Since there are no explicit objectives, it falls on the player to do as they wish. Smaller objectives are constantly being set, even if they are as simple as "Hey, I want to check that thing out!" The developers clearly knew this would happen, and designed Proteus in a way that doesn't have the player wandering aimlessly with no direction for very long. The player is directed through natural curiosity, which the developers have taken advantage of wonderfully.
While screenshots make Proteus look like another pixelated indie game, its visual design is, at times, breathtaking. The available media, consisting mostly of still and silent screenshots, does not fairly represent the game’s beauty, which is portrayed through motion and sound. The 3D models with pixelated textures are amazing at conveying an image to the player, leaving details intentionally ambiguous.

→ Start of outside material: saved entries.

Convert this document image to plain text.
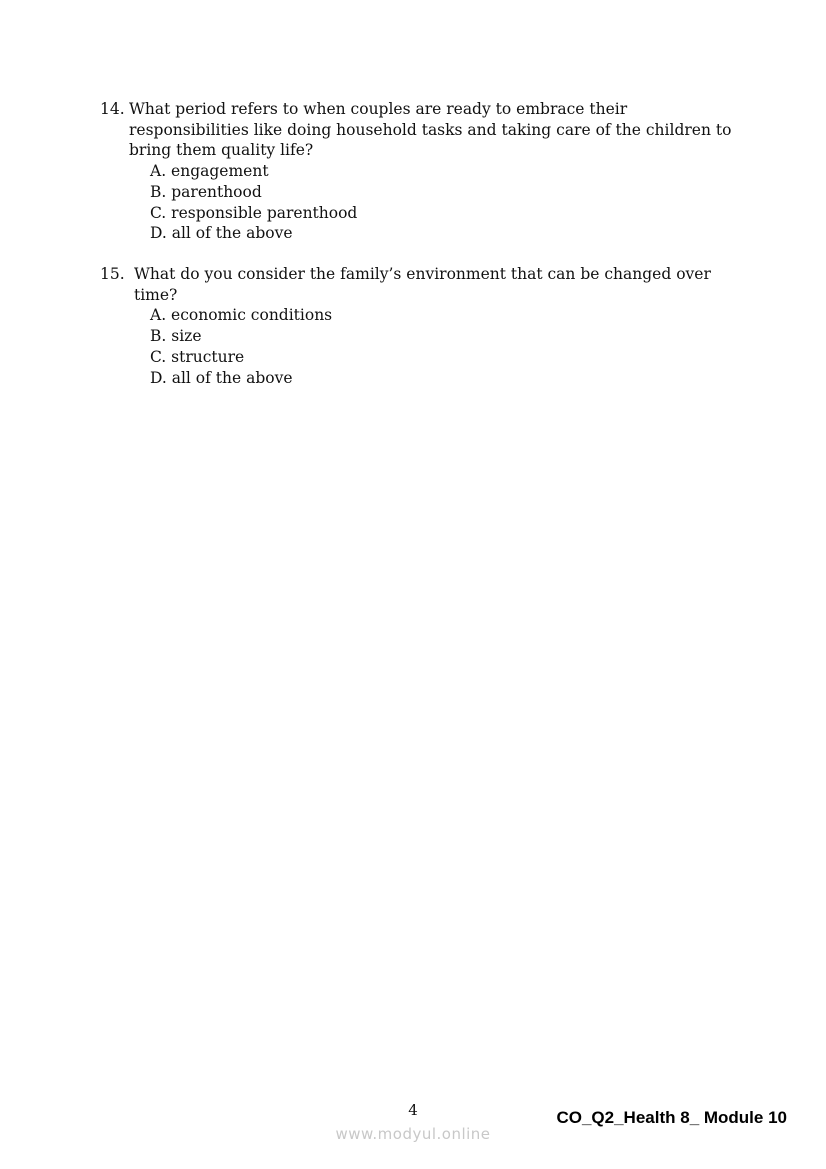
14. What period refers to when couples are ready to embrace their responsibilities like doing household tasks and taking care of the children to bring them quality life?
A. engagement
B. parenthood
C. responsible parenthood
D. all of the above
15. What do you consider the family’s environment that can be changed over time?
A. economic conditions
B. size
C. structure
D. all of the above
4	CO_Q2_Health 8_ Module 10
www.modyul.online
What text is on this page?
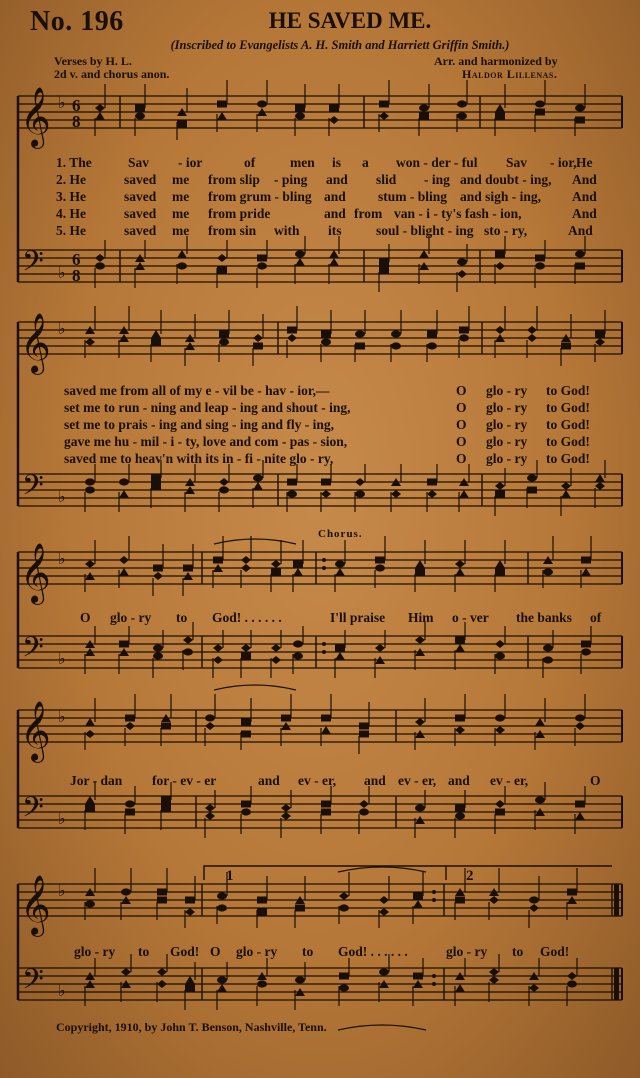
No. 196	HE SAVED ME.
(Inscribed to Evangelists A. H. Smith and Harriett Griffin Smith.)
Verses by H. L.
2d v. and chorus anon.
Arr. and harmonized by
Haldor Lillenas.
Chorus.
𝄞
𝄢
♭
♭
6
8
6
8
𝄞
𝄢
♭
♭
𝄞
𝄢
♭
♭
𝄞
𝄢
♭
♭
𝄞
𝄢
♭
♭
1	2
1. The	Sav - ior	of	men is a won - der - ful Sav - ior, He
2. He	saved me from slip - ping and slid - ing and doubt - ing, And
3. He	saved me from grum - bling and stum - bling and sigh - ing, And
4. He	saved me from pride	and from van - i - ty's fash - ion,	And
5. He	saved me from sin with its	soul - blight - ing sto - ry,	And
saved me from all of my e - vil be - hav - ior,—	O glo - ry to God!
set me to run - ning and leap - ing and shout - ing,	O glo - ry to God!
set me to prais - ing and sing - ing and fly - ing,	O glo - ry to God!
gave me hu - mil - i - ty, love and com - pas - sion,	O glo - ry to God!
saved me to heav'n with its in - fi - nite glo - ry,	O glo - ry to God!
O glo - ry to God! . . . . . .	I'll praise Him o - ver the banks of
Jor - dan for - ev - er	and ev - er, and ev - er, and ev - er,	O
glo - ry to God! O glo - ry to God! . . . . . .	glo - ry to God!
Copyright, 1910, by John T. Benson, Nashville, Tenn.
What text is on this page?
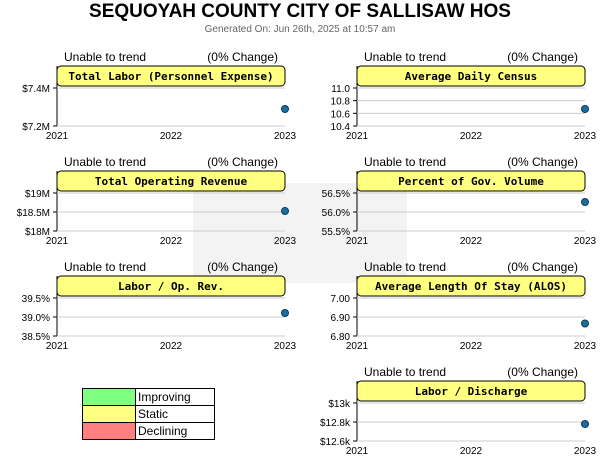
SEQUOYAH COUNTY CITY OF SALLISAW HOS
Generated On: Jun 26th, 2025 at 10:57 am
$7.4M
$7.2M
Total Labor (Personnel Expense)
Unable to trend	(0% Change)
2021	2022	2023
11.0
10.8
10.6
10.4
Average Daily Census
Unable to trend	(0% Change)
2021	2022	2023
$19M
$18.5M
$18M
Total Operating Revenue
Unable to trend	(0% Change)
2021	2022	2023
56.5%
56.0%
55.5%
Percent of Gov. Volume
Unable to trend	(0% Change)
2021	2022	2023
39.5%
39.0%
38.5%
Labor / Op. Rev.
Unable to trend	(0% Change)
2021	2022	2023
7.00
6.90
6.80
Average Length Of Stay (ALOS)
Unable to trend	(0% Change)
2021	2022	2023
$13k
$12.8k
$12.6k
Labor / Discharge
Unable to trend	(0% Change)
2021	2022	2023
	Improving
	Static
	Declining
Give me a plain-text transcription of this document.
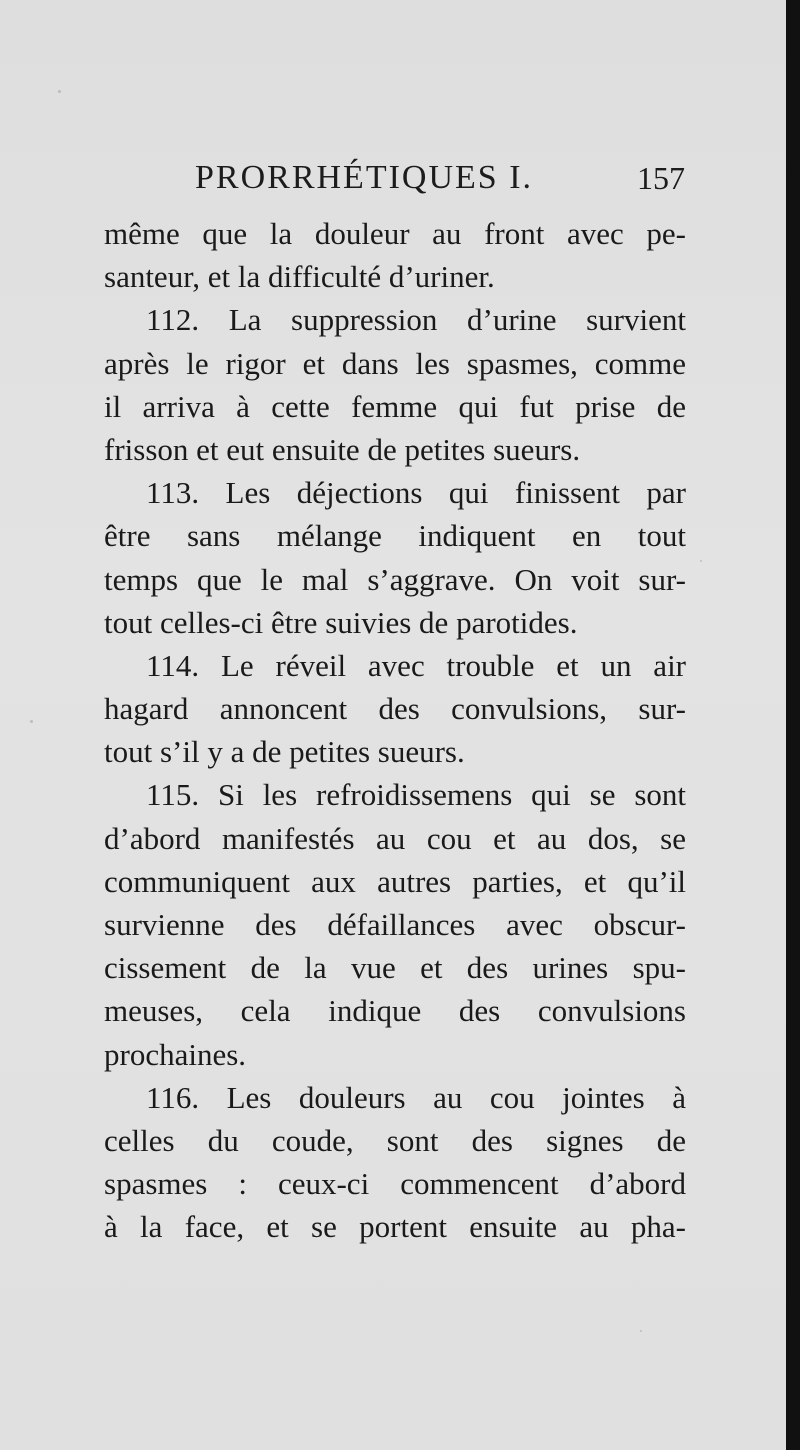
PRORRHÉTIQUES I.	157
même que la douleur au front avec pe-
santeur, et la difficulté d’uriner.
112. La suppression d’urine survient
après le rigor et dans les spasmes, comme
il arriva à cette femme qui fut prise de
frisson et eut ensuite de petites sueurs.
113. Les déjections qui finissent par
être sans mélange indiquent en tout
temps que le mal s’aggrave. On voit sur-
tout celles-ci être suivies de parotides.
114. Le réveil avec trouble et un air
hagard annoncent des convulsions, sur-
tout s’il y a de petites sueurs.
115. Si les refroidissemens qui se sont
d’abord manifestés au cou et au dos, se
communiquent aux autres parties, et qu’il
survienne des défaillances avec obscur-
cissement de la vue et des urines spu-
meuses, cela indique des convulsions
prochaines.
116. Les douleurs au cou jointes à
celles du coude, sont des signes de
spasmes : ceux-ci commencent d’abord
à la face, et se portent ensuite au pha-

The sound is the one true star of Proteus. The soundtrack is dynamic, evolving itself as you play. The more objects the player interacts with, the more elaborate the soundtrack becomes. It's so great, it has actually put me at a loss for words other than "absolutely beautiful." This is probably the best audio design in a game in a long time. The way in which it is integrated into the gameplay makes it so unique and enjoyable. To be honest, it is the sound design of Proteus that single-handedly elevates it from a good, somewhat meandering exploration game to something that needs to be experienced by everyone.
Some people may be put off by its length and the lack of things to do in Proteus, and I can see that -- especially given the $10 price tag. There's no physical interaction with the surroundings or objectives to accomplish. Hell, there's not even a jump button. While playing through Proteus, however, all of those concerns melt away under the shining soundtrack and visual design.
A childlike sense of amusement came over me while I explored the island in Proteus. Every time I saw something new in the distance, I got excited and had to see it up close. Proteus is a game that needs to be seen, experienced, and most of all, needs to be heard. Trust me, you'll want to wear headphones for this one.